La croissance ? Naufrage en vue ?

25 Septembre 2012 , Rédigé par Andromede Publié dans #Economie Actuelle

 

Banques faillites

 

La croissance, toujours la croissance. Par-delà les dossiers actuels européens (avancées avec la BCE et la cour constitutionnelle de Karlsruhe), internationaux (élection américaine) ou encore purement nationaux (taxe à 75%, hausse du prix de l'essence, hausse des impôts, ...), la préoccupation de la croissance est omniprésente.

En Europe, nous avons accumulé une dette colossale depuis le milieu des années 70, gagée sur l'espérance que la crise ne serait que temporaire et que la croissance future nous permettrait de la rembourser facilement. Quarante ans après, la crise apparaît durable, plus profonde que jamais et le fardeau de la dette insoutenable. La politique d'austérité menée actuellement vise à nous adapter à ce fardeau en réduisant le train de vie des Etats (et des habitants). Avec le risque de plonger dans la récession, que le fardeau soit toujours aussi lourd mais dans des pays plus pauvres. L'alternative consiste à desserrer la vis, moins se préoccuper de la dette et tenter de retrouver le chemin ... de la croissance. Aux Etats-Unis, par-delà les profondes différences idéologiques entre Obama et Romney, la farouche détermination à refaire de la croissance fait consensus. Enfin, dans notre pays, les prévisions de croissance 2013 dont dévaluées en permanence (0,3% aux dernières nouvelles) et la seule fixation d'une décimale est un enjeu gouvernemental. Par ailleurs, parmi les "alternatifs", le concept de "croissance verte" a fait florès. L'écologie frugale ne fait pas recette alors on brandit la possibilité que non seulement l'écologie n'est pas incompatible avec la croissance mais qu'elle en serait le moteur.

 

Et si la croissance, la "vraie" (3 ou 4% par an) ne revenait plus jamais, ou alors une fois de temps en temps ? Et si nous chassions le dahu au lieu de nous adapter à la nouvelle donne ?

 

 

Le PIB

Pendant les 30 glorieuses, la croissance était de 3 ou 4% par an, ce qui permettait au pouvoir d'achat d'augmenter rapidement et au chômage d'être quasi inexistant.
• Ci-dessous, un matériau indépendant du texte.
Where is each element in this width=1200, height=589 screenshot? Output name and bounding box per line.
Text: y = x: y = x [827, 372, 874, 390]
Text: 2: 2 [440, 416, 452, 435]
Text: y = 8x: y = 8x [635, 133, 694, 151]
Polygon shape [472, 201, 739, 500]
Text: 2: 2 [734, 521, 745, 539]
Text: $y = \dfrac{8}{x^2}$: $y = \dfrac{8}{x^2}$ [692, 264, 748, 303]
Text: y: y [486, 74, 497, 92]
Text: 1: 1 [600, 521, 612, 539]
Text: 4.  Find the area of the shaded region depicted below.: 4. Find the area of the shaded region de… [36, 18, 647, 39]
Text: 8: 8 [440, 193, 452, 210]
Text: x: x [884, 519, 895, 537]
Tout a basculé au milieu des années 70 avec le premier choc pétrolier. Sur les 30 dernières années, la croissance n'a que rarement atteint les 3% annuels, à la fin des années 80 et à la fin des années 90. Et encore, cette seconde poussée, sous le gouvernement Jospin chez nous, a correspondu a une phase de dérégulation financière (sous le gouvernement Clinton aux USA) et à une politique de crédit facile (sous l'impulsion de Greenspan). Notre dernière phase de croissance forte (qui remonte quand même à 13 ans) est donc peut-être en bonne partie due à des choix financiers que nous payons aujourd'hui.

Pour bien comprendre ce qu'est la croissance, il faut comprendre ce qu'est le PIB (dont la croissance est la variation). Celui-ci est une approximation des richesses produites, dont le principe est assez simple mais le calcul relativement compliqué (on peut le calculer de différentes façons, par la production, la consommation ou encore les revenus). Intéressons-nous au versant productif. Le PIB est égal : A la somme des valeurs ajoutées des agents (entreprises, independants, fonction publique).

La valeur ajoutée, pour une entreprise, c'est le chiffre d'affaires auquel on retranche tout ce qui est acheté à l'extérieur (qui sera comptabilisé dans la valeur ajoutée d'autres entreprises si ce n'est pas une importation).

La valeur ajoutée est aussi égale aux salaires plus les amortissements (investissements lissés dans le temps), les charges financières, les taxes et impôts et les bénéfices.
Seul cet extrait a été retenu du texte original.